In watching the recent CNN documentary on Las Vegas, I noticed that as late as the '70s, it appears there were no chairs at slot machines. When did chairs start to appear at slots and when did they become the industry standard?
We’ve consulted several historians, but have been unable to pin down when or where the practice of sitting while playing slot machines first took root. (As recently as 1960s Ocean's Eleven, you can see stand-up slot machines.) We do know that some casinos had already adopted the practice in the 1950s.
Gary Platt, head of the eponymous manufacturing company that now dominates slot-stool supply, recalls a fateful visit to Las Vegas in January 1959, at which time he was representing L&B Manufacturing. Based in Santa Monica, California, L&B specialized in booths, tables, and counter and bar stools for restaurants.
Platt was playing blackjack in Vegas "and noticed that the stools weren't nearly as well constructed or as comfortable as the bar stools that we manufactured. As a salesman, this looked like a new source of business, so I tried to call on the hotel-casinos, without any success. The answer was, 'We purchase all our gaming equipment and supplies from Paul Endy at Paul-son Dice & Card. I contacted Paul, had a great meeting with him, and learned that the stools must be narrower, so that seven of them would fit around a blackjack table. The seat also had to be shorter, so the player sits closer and, most importantly, the seat height must be 27 inches [vertical], so players are comfortable. I told Paul, 'These are all things we can do' and made him a few samples. Paul-son began to distribute our blackjack stools and did a nice volume of business for us."

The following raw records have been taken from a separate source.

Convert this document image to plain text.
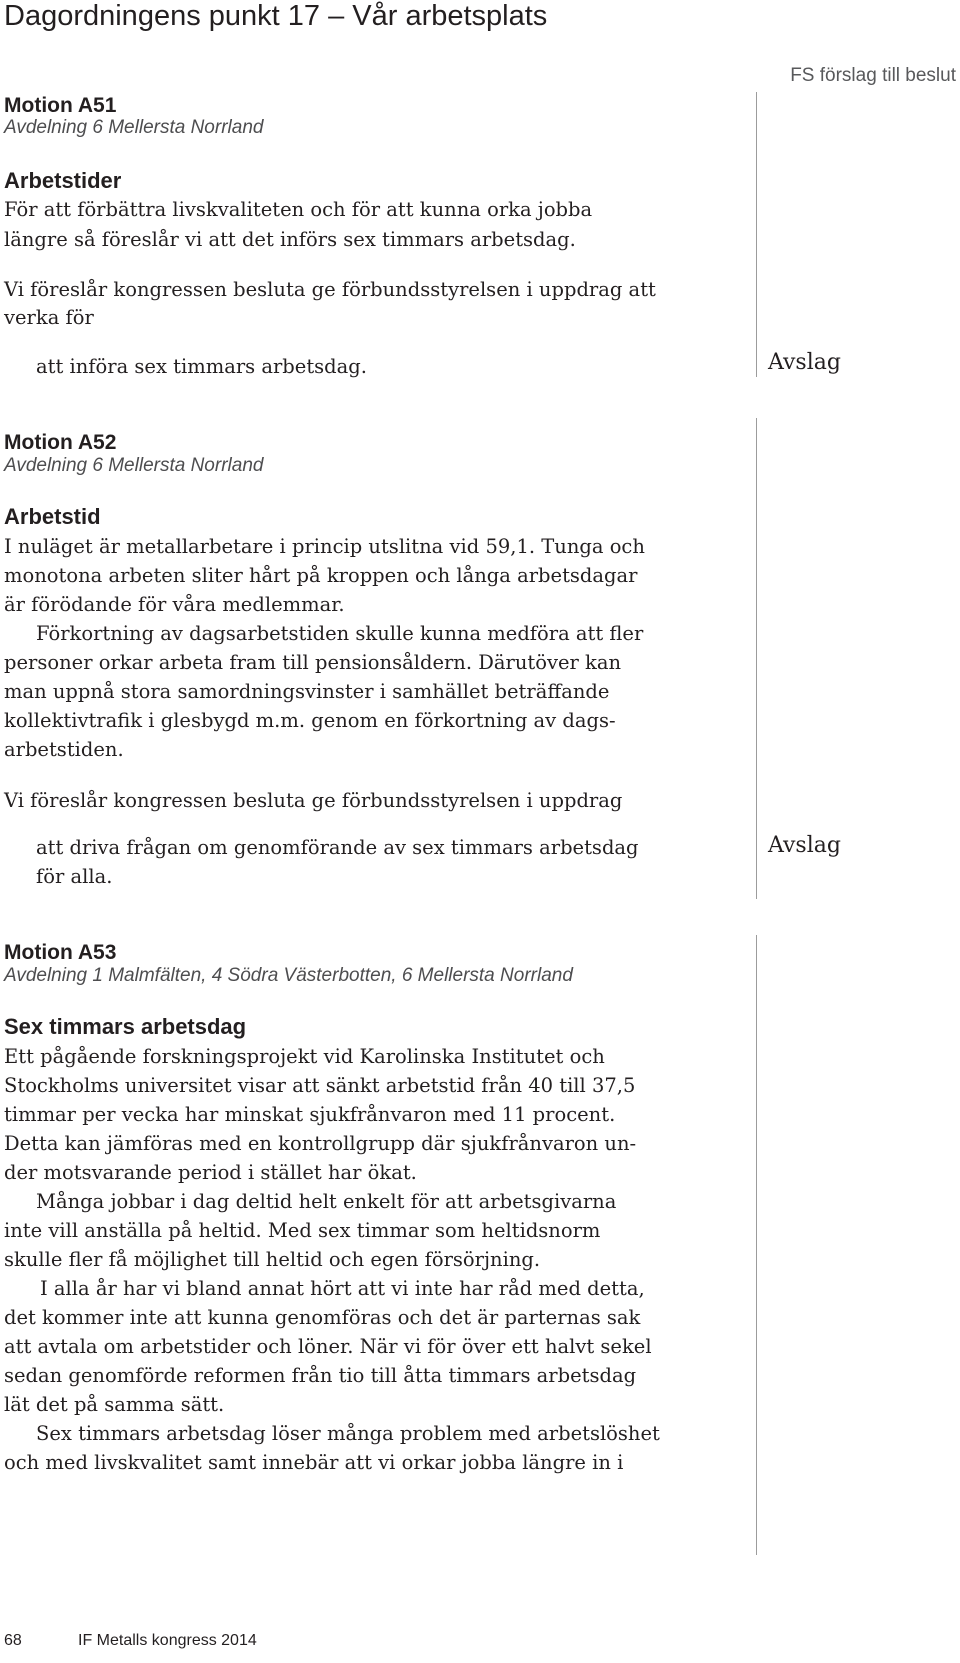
Dagordningens punkt 17 – Vår arbetsplats
FS förslag till beslut
Motion A51
Avdelning 6 Mellersta Norrland
Arbetstider
För att förbättra livskvaliteten och för att kunna orka jobba
längre så föreslår vi att det införs sex timmars arbetsdag.
Vi föreslår kongressen besluta ge förbundsstyrelsen i uppdrag att
verka för
att införa sex timmars arbetsdag.	Avslag
Motion A52
Avdelning 6 Mellersta Norrland
Arbetstid
I nuläget är metallarbetare i princip utslitna vid 59,1. Tunga och
monotona arbeten sliter hårt på kroppen och långa arbetsdagar
är förödande för våra medlemmar.
Förkortning av dagsarbetstiden skulle kunna medföra att fler
personer orkar arbeta fram till pensionsåldern. Därutöver kan
man uppnå stora samordningsvinster i samhället beträffande
kollektivtrafik i glesbygd m.m. genom en förkortning av dags-
arbetstiden.
Vi föreslår kongressen besluta ge förbundsstyrelsen i uppdrag
att driva frågan om genomförande av sex timmars arbetsdag
för alla.
Avslag
Motion A53
Avdelning 1 Malmfälten, 4 Södra Västerbotten, 6 Mellersta Norrland
Sex timmars arbetsdag
Ett pågående forskningsprojekt vid Karolinska Institutet och
Stockholms universitet visar att sänkt arbetstid från 40 till 37,5
timmar per vecka har minskat sjukfrånvaron med 11 procent.
Detta kan jämföras med en kontrollgrupp där sjukfrånvaron un-
der motsvarande period i stället har ökat.
Många jobbar i dag deltid helt enkelt för att arbetsgivarna
inte vill anställa på heltid. Med sex timmar som heltidsnorm
skulle fler få möjlighet till heltid och egen försörjning.
I alla år har vi bland annat hört att vi inte har råd med detta,
det kommer inte att kunna genomföras och det är parternas sak
att avtala om arbetstider och löner. När vi för över ett halvt sekel
sedan genomförde reformen från tio till åtta timmars arbetsdag
lät det på samma sätt.
Sex timmars arbetsdag löser många problem med arbetslöshet
och med livskvalitet samt innebär att vi orkar jobba längre in i
68	IF Metalls kongress 2014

Platt couldn't shake the feeling that if similar stools were placed in front of slot machines, it would increase time on device (the holy grail of casino floor managers). However, he always ran up against the same answer: It would make the aisles too narrow and there would be no room for players to walk past.
"I kept bugging Paul to find some small casino that owed him a favor and would listen to me. He finally called me and said to come up and meet with him," Platt resumes. "It was a small casino on the Strip near Flamingo [Road] and I can’t remember the name. I knew I’d get the same 'aisles-too-narrow' answer, so I came prepared with a large pad and a 12-inch square drawn on it, and told the casino manager that I would manufacture 24 stools with a 12-inch square seat and three-quarter-inch square-tube legs that went straight down so they wouldn’t trip the players. I’d drop them off and pick them up in two weeks: no cost, no obligation."
As a favor to Paul Endy, the casino owner reluctantly agreed to the experiment. Platt delivered the stools and two days later received a call from Endy: "How soon can we get another hundred stools?" The coin-in on the slots that had stools had been "astronomical." Over time, as the big boys in the industry adopted the practice, Platt's business boomed and casino floors evolved to have wider aisles and more seating.
Thus, like so many trends and traditions in the history of Las Vegas, a major change in casino design hinged on one owner sufficiently daring to take a chance.